There is a growing tendency among law firms to undertake independent due diligence on their lateral partner hires. It works like this: at offer stage, the firm will pay an outside organisation, usually but not always a recruiter, to discreetly talk to a number of clients and former colleagues of the putative lateral partner hire by way of ‘due diligence’.

Law firms part with somewhere between £2,000 and £20,000 for this and in return get a report – usually written but sometimes oral – on the individual or team. Sometimes they tell the candidate this is happening, sometimes they don’t.

Brandon

Having usually spent a hefty sum on the hire already, why do some firms want to spend more on this? And why do some firms set their face against it entirely?

The research

Over the summer, I spoke to heads of HR, recruitment managers and managing partners at 26 leading firms about these issues, on behalf of legal recruitment boutique Fox Rodney. They were chosen at random from The Lawyer Top 50 and the AmLaw100, and featured a balance of UK, US and ‘hybrid’ (merged) firms. All responses were confidential.

A surprising number of the sample – 68 per cent – had used independent due diligence on lateral partner hires, with a further 16 per cent considering it. UK and hybrid firms were much more likely to have used it than US firms. Interestingly, none of the firms which had used it said they were going to discontinue it. On the contrary, despite the obvious costs involved, a number of ‘ad hoc’ users said they were going to join the minority who do it as a matter of policy for every hire.

The vast majority of users said they found the results “useful” or “very useful”, with 40 per cent reporting that the independent due diligence had been responsible for halting at least one hiring process. Users estimate the savings could run into several hundred thousand pounds per hire, or more.

Growth of an industry

Despite this kind of thing being pretty run-of-the-mill in executive search outside the law, its use in law has exploded since the financial crisis. Given that most firms don’t use it as a matter of policy, what triggers the decision to spend the extra cash on getting an independent report is either the level of investment involved – for instance where a partner is earning in excess of £250,000 a year – or where the investment is in a new or unfamiliar practice area or foreign jurisdiction. As one respondent said: “£5,000 strikes me as a small amount of money to save you from taking on an idiot.”

Another trigger for many firms might be termed “behavioural”.

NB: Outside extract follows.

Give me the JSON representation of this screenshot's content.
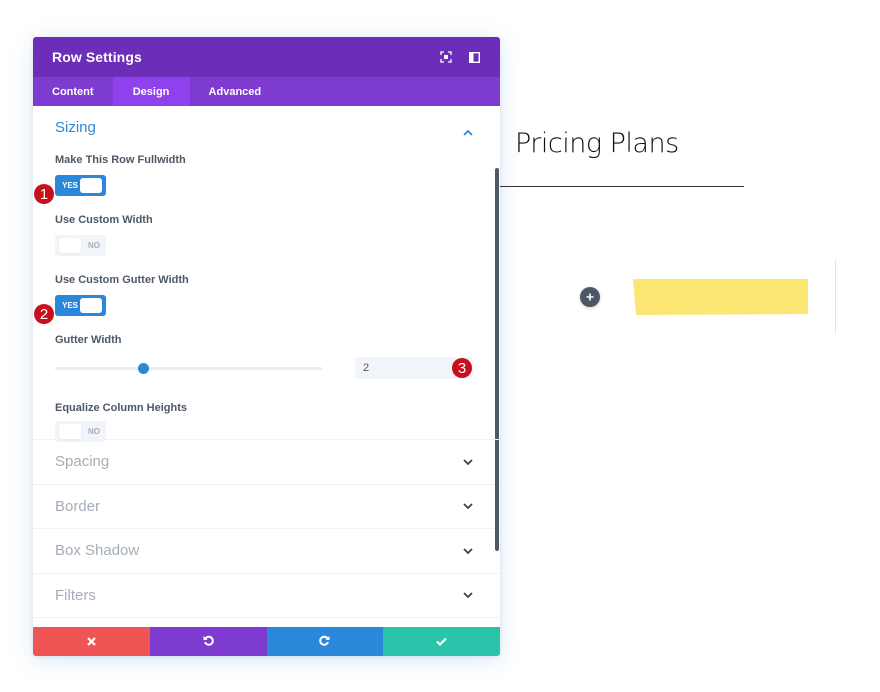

Behavioural issues are often the most difficult to tie down but can be the most destructive. As one managing partner put it: “I need to know the stuff that doesn’t come out in the market, the stuff partnerships are really good at keeping close to their chests…everyone may know if someone’s a complete jerk, but there may be very few who know the person is an alcoholic or has a drug problem or a history of sexual harassment.”

To tell or not to tell?

That raises the question of whether you tell the candidate or not. While 42 per cent of users do tell the candidate, 33 per cent do not, and the remainder only “sometimes”. This clearly makes firms uncomfortable. “You could lose a good lateral for no other reason than he/she found out you were doing this and didn’t like it,” said one head of HR whose firm does not notify the candidate but who feels they probably should.

US firms were least likely to use the service, a nuance one respondent, who had worked in several US firms, put down to self-confidence. “They like to think they have such a good network that will, in itself, be enough”, a view echoed by several managing partners of US firms in London who rely solely on their own contacts to vet a hire.

Of course the sceptic might say that you can never be sure about a hire until you take them on, and it is clear from the study that independent due diligence is only part of a holistic risk management exercise, including more robust interviewing and better analysis of business plans.

However, in a world where the traditional reference has been devalued, the need for the service seems clear. As one head of HR said: “References are not worth the paper they’re written on; people are always going to give you referees who’ll say positive stuff. We want to get a real idea of whether the people we are thinking of hiring are fit for purpose or not.”